Cite as: https://hdl.handle.net/11858/00-001M-0000-0014-49AE-E
Abstract
In neurocognitive research on language, the processing principles of the system at hand are usually assumed to be relatively invariant. However, research on attention, memory, decision-making, and social judgment has shown that mood can substantially modulate how the brain processes information. For example, in a bad mood, people typically have a narrower focus of attention and rely less on heuristics. In the face of such pervasive mood effects elsewhere in the brain, it seems unlikely that language processing would remain untouched. In an EEG experiment, we manipulated the mood of participants just before they read texts that confirmed or disconfirmed verb-based expectations about who would be talked about next (e.g., that “David praised Linda because … ” would continue about Linda, not David), or that respected or violated a syntactic agreement rule (e.g., “The boys turns”). ERPs showed that mood had little effect on syntactic parsing, but did substantially affect referential anticipation: whereas readers anticipated information about a specific person when they were in a good mood, a bad mood completely abolished such anticipation.

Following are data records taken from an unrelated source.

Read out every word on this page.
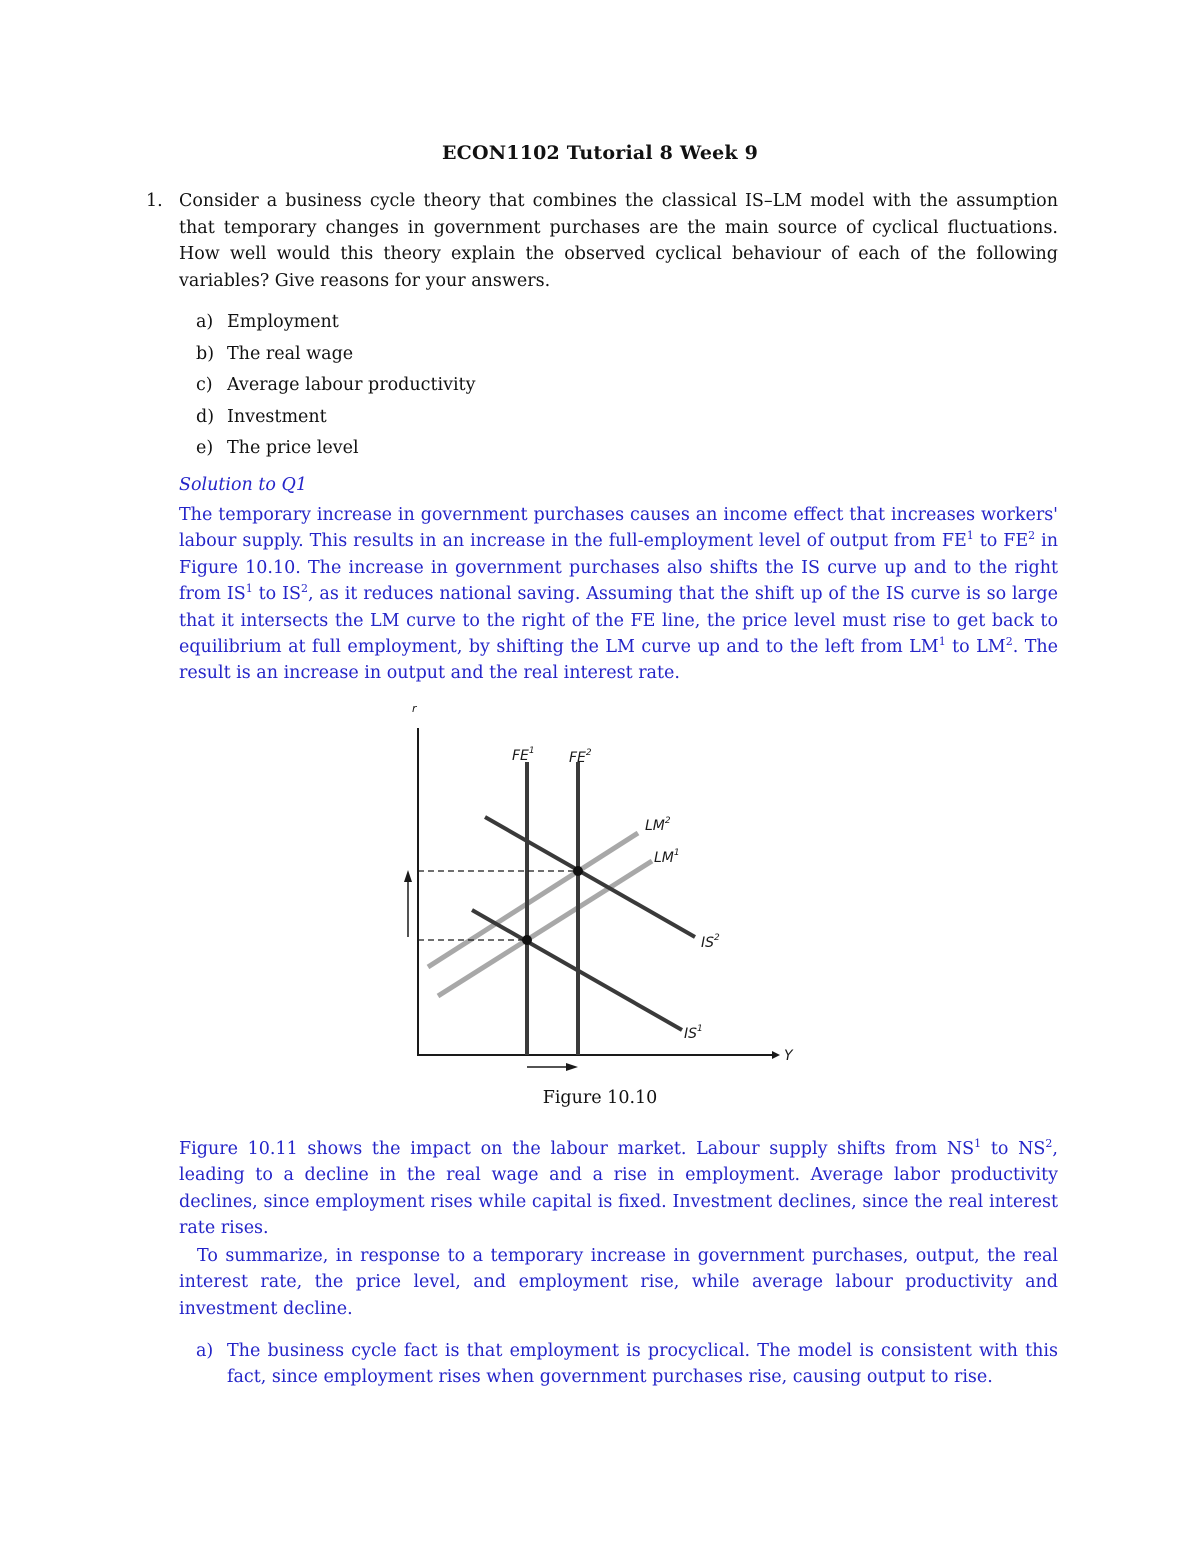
ECON1102 Tutorial 8 Week 9
1. Consider a business cycle theory that combines the classical IS–LM model with the assumption that temporary changes in government purchases are the main source of cyclical fluctuations. How well would this theory explain the observed cyclical behaviour of each of the following variables? Give reasons for your answers.
a) Employment
b) The real wage
c) Average labour productivity
d) Investment
e) The price level
Solution to Q1
The temporary increase in government purchases causes an income effect that increases workers' labour supply. This results in an increase in the full-employment level of output from $FE^1$ to $FE^2$ in Figure 10.10. The increase in government purchases also shifts the IS curve up and to the right from $IS^1$ to $IS^2$, as it reduces national saving. Assuming that the shift up of the IS curve is so large that it intersects the LM curve to the right of the FE line, the price level must rise to get back to equilibrium at full employment, by shifting the LM curve up and to the left from $LM^1$ to $LM^2$. The result is an increase in output and the real interest rate.
r
Y
$FE^1$ $FE^2$
$LM^2$
$LM^1$
$IS^2$
$IS^1$
Figure 10.10
Figure 10.11 shows the impact on the labour market. Labour supply shifts from $NS^1$ to $NS^2$, leading to a decline in the real wage and a rise in employment. Average labor productivity declines, since employment rises while capital is fixed. Investment declines, since the real interest rate rises.
To summarize, in response to a temporary increase in government purchases, output, the real interest rate, the price level, and employment rise, while average labour productivity and investment decline.
a) The business cycle fact is that employment is procyclical. The model is consistent with this fact, since employment rises when government purchases rise, causing output to rise.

A behavioral follow-up experiment suggested that a bad mood did not interfere with verb-based expectations per se, but prevented readers from using that information rapidly enough to predict upcoming reference on the fly, as the sentence unfolds. In all, our results reveal that background mood, a rather unobtrusive affective state, selectively changes a crucial aspect of real-time language processing. This observation fits well with other observed interactions between language processing and affect (emotions, preferences, attitudes, mood), and more generally testifies to the importance of studying “cold” cognitive functions in relation to “hot” aspects of the brain.